As a leader, it can be easy to fall into the habit of believing that you have to carry your company’s burdens on your shoulders. Great leaders realise that they can’t do everything themselves, and they become adept at dividing and delegating tasks most efficiently.
Learning when to recognise the difference between ‘important’ and ‘urgent’ tasks, and assign these to your team accordingly, so that you don’t feel swamped.
3. Eliminate Distractions
This is easier said than done, especially in today’s hyper-connected world. It can seem as though you are operating at the height of impoliteness not to respond instantly to every email that lands in your inbox.
Responding to every email and message straight away might feel efficient, but it can cause more problems than it solves. Set aside specific points in the day to respond to emails, for example, 10 am, 2 pm and 5 pm. This way, you do not become distracted with replies that you want to ‘just get out of the way’ that end up being 30-minute responses.
4. Manage Your Mood
It is the reality of being a manager that when things go wrong, the responsibility lies with you.

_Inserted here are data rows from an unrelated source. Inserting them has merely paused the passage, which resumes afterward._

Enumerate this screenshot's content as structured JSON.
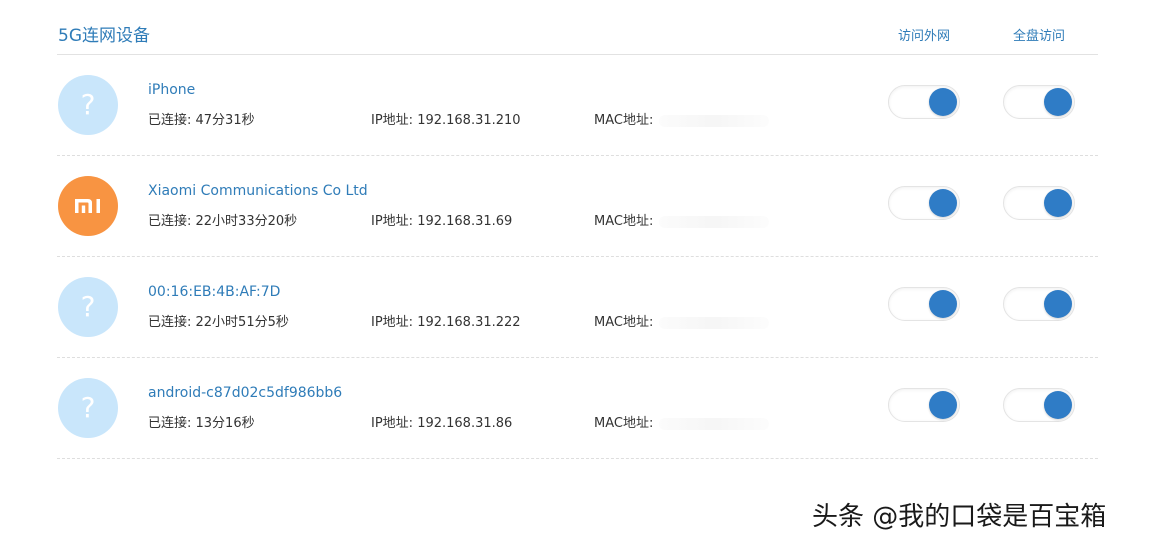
{
  "header": {
    "title": "5G连网设备",
    "col_internet": "访问外网",
    "col_disk": "全盘访问"
  },
  "labels": {
    "connected": "已连接: ",
    "ip": "IP地址: ",
    "mac": "MAC地址:"
  },
  "devices": [
    {
      "name": "iPhone",
      "icon": "question-mark-icon",
      "connected": "47分31秒",
      "ip": "192.168.31.210",
      "internet_on": true,
      "disk_on": true
    },
    {
      "name": "Xiaomi Communications Co Ltd",
      "icon": "xiaomi-logo-icon",
      "connected": "22小时33分20秒",
      "ip": "192.168.31.69",
      "internet_on": true,
      "disk_on": true
    },
    {
      "name": "00:16:EB:4B:AF:7D",
      "icon": "question-mark-icon",
      "connected": "22小时51分5秒",
      "ip": "192.168.31.222",
      "internet_on": true,
      "disk_on": true
    },
    {
      "name": "android-c87d02c5df986bb6",
      "icon": "question-mark-icon",
      "connected": "13分16秒",
      "ip": "192.168.31.86",
      "internet_on": true,
      "disk_on": true
    }
  ],
  "watermark": "头条 @我的口袋是百宝箱",
  "colors": {
    "accent": "#2f7cb8",
    "toggle_on": "#2f7cc6",
    "unknown_avatar": "#c9e6fb",
    "xiaomi_orange": "#f89442"
  }
}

Thankfully, with a good team and with excellent management skills, you can minimise these occurrences, but the fact is that sometimes there will be times of uncertainty and conflict.
It is a scientifically proven fact that happiness makes you more productive. Therefore, holding on to your anger or frustration will reduce your productivity by a significant amount. Be a smart leader and let go of a bad mood as soon as it starts to take up space in your mind.
5. Get Your Work-Life Balance Right
The increased pressure of a leadership role means that it is of utmost importance to make sure that you get your work-life balance in sync.
It is in a leader’s best interest to ensure you spend enough time with your family and to do the things that you love. This way, you will come to work feeling refreshed and invigorated, not drained and over-stressed, which leads me onto my next point.
6. Get Enough Sleep
In recent years, it seems that successful leadership has become synonymous with working 18-hour days and wearing these long days as a badge of pride. However, the most efficient leaders know that your best work only happens when you are adequately rested.
Scientists back the importance of getting around 8 hours of sleep per night, and it is proven to increase productivity. So the next time you think about staying in the office late to ‘get ahead’, you might be doing more harm than good to your productivity and efficiency.
7. Never Stop Learning
Finally, the most efficient managers never stop learning – about themselves, from their team, and their peers and competitors.
Lifelong learning streamlines every process; it makes every decision you make more manageable and allows you to tackle problems from a variety of perspectives.
Sticking to your own unchanging beliefs can halt proceedings and cause inefficiency. Learning when to say ‘I was wrong’ might seem unnatural to your leadership instincts, but it is something that all great leaders must learn to do.